CrimProf Blog

Editor: Kevin Cole
Univ. of San Diego School of Law

Thursday, November 29, 2012

Cassell & Goodwin on Preliminary Hearings for Misdemeanors

Cassell paulPaul G. Cassell (pictured) and Thomas E. Goodwin (University of Utah - S.J. Quinney College of Law and University of Utah - S.J. Quinney College of Law) have posted Protecting Taxpayers and Crime Victims: The Case for Restricting Utah's Preliminary Hearings to Felony Offenses (Utah Law Review, Vol. 2011, No. 4, 2011) on SSRN. Here is the abstract:

Recently Utah became the only state in the nation to interpret its constitution to require preliminary hearings for certain classes of misdemeanors. In State v. Hernandez, the Utah Supreme Court held that for “Class A” misdemeanors (misdemeanors punishable by up to a year in jail), article I, section 13 of the Utah Constitution required preliminary hearings. Article I, section 13 provides for preliminary hearings for “[o]ffenses heretofore required to be prosecuted by indictment.” The court concluded that the phrase “offenses heretofore required to be prosecuted by indictment” referred not only to felony offenses but under Utah’s modern classification of offenses, to Class A misdemeanors as well.
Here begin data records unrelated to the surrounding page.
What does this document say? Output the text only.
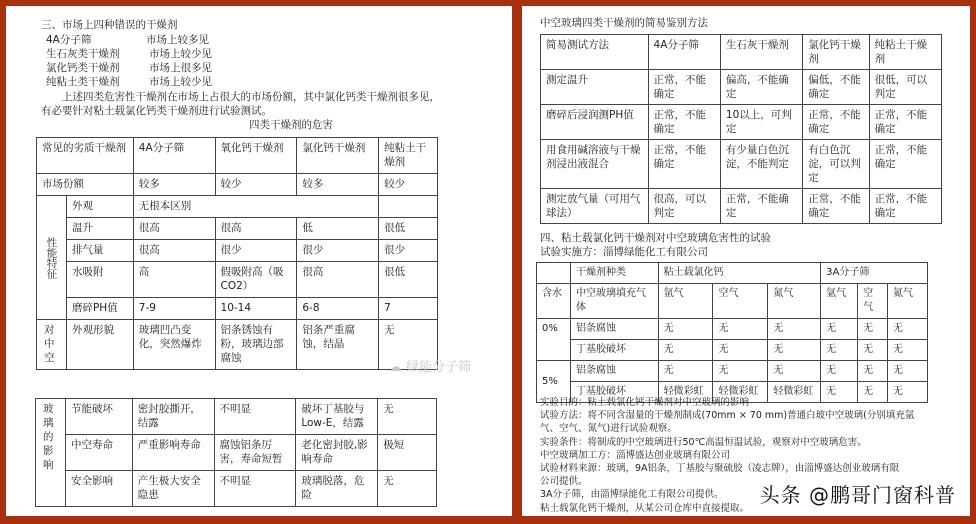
三、市场上四种错误的干燥剂
4A分子筛	市场上较多见
生石灰类干燥剂	市场上较少见
氯化钙类干燥剂	市场上很多见
纯粘土类干燥剂	市场上较少见
上述四类危害性干燥剂在市场上占很大的市场份额，其中氯化钙类干燥剂很多见，
有必要针对粘土载氯化钙类干燥剂进行试验测试。
四类干燥剂的危害
常见的劣质干燥剂		4A分子筛	氧化钙干燥剂	氯化钙干燥剂	纯粘土干燥剂
市场份额		较多	较少	较多	较少
性能特征	外观	无根本区别			
	温升	很高	很高	低	很低
	排气量	很高	很少	很少	很少
	水吸附	高	假吸附高（吸CO2）	很高	很低
	磨碎PH值	7-9	10-14	6-8	7
对中空	外观形貌	玻璃凹凸变化，突然爆炸	铝条锈蚀有粉，玻璃边部腐蚀	铝条严重腐蚀，结晶	无
☁ 绿能分子筛
玻璃的影响	节能破坏	密封胶撕开，结露	不明显	破坏丁基胶与Low-E，结露	无
	中空寿命	严重影响寿命	腐蚀铝条厉害，寿命短暂	老化密封胶,影响寿命	极短
	安全影响	产生极大安全隐患	不明显	玻璃脱落，危险	无
中空玻璃四类干燥剂的简易鉴别方法
简易测试方法	4A分子筛	生石灰干燥剂	氯化钙干燥剂	纯粘土干燥剂
测定温升	正常，不能确定	偏高，不能确定	偏低，不能确定	很低，可以判定
磨碎后浸润测PH值	正常，不能确定	10以上，可判定	正常，不能确定	正常，不能确定
用食用碱溶液与干燥剂浸出液混合	正常，不能确定	有少量白色沉淀，不能判定	有白色沉淀，可以判定	正常，不能确定
测定放气量（可用气球法）	很高，可以判定	正常，不能确定	正常，不能确定	正常，不能确定
四、粘土载氯化钙干燥剂对中空玻璃危害性的试验
试验实施方：淄博绿能化工有限公司
	干燥剂种类	粘土载氯化钙			3A分子筛		
含水	中空玻璃填充气体	氩气	空气	氮气	氩气	空气	氮气
0%	铝条腐蚀	无	无	无	无	无	无
	丁基胶破坏	无	无	无	无	无	无
5%	铝条腐蚀	无	无	无	无	无	无
	丁基胶破坏	轻微彩虹	轻微彩虹	轻微彩虹	无	无	无
实验目的：粘土载氯化钙干燥剂对中空玻璃的影响
试验方法：将不同含湿量的干燥剂制成(70mm × 70 mm)普通白玻中空玻璃(分别填充氩
气、空气、氮气)进行试验观察。
实验条件：将制成的中空玻璃进行50℃高温恒温试验，观察对中空玻璃危害。
中空玻璃加工方：淄博盛达创业玻璃有限公司
试验材料来源：玻璃，9A铝条，丁基胶与聚硫胶（凌志牌），由淄博盛达创业玻璃有限
公司提供。
3A分子筛，由淄博绿能化工有限公司提供。
粘土载氯化钙干燥剂，从某公司仓库中直接提取。
头条 @鹏哥门窗科普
This Article does not debate the historical accuracy of the court’s decision. Rather, it asks whether the decision is sound public policy.
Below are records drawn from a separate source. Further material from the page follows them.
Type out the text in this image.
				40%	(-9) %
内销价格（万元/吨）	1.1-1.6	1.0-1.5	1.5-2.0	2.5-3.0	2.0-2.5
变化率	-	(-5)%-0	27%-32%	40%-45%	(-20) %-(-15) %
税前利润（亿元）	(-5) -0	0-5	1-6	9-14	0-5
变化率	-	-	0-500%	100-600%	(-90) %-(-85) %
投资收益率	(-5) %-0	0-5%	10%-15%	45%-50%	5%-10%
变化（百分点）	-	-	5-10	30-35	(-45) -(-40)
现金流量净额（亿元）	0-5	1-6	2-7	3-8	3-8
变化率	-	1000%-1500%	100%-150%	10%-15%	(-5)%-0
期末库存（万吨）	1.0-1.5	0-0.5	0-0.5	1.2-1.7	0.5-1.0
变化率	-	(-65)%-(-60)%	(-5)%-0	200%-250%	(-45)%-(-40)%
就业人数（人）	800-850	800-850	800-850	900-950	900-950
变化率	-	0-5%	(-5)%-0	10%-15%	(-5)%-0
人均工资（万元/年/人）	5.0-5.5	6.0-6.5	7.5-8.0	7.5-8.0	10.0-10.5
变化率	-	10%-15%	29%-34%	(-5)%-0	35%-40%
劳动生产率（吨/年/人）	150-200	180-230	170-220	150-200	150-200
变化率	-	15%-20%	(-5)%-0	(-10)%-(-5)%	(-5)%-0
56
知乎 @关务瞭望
This Article concludes that requiring preliminary hearings for Class A misdemeanors is undesirable for two simple reasons. First, the court’s decision will result in hundreds of additional preliminary hearings a year, thus imposing substantial costs on taxpayers and burdens on an already overwhelmed criminal justice system. Second, the decision will create substantial hardships for crime victims, who will now be twice subjected to cross-examination by defense attorneys — once at the preliminary hearing and again later at trial. And these costs will generate no significant benefit in return.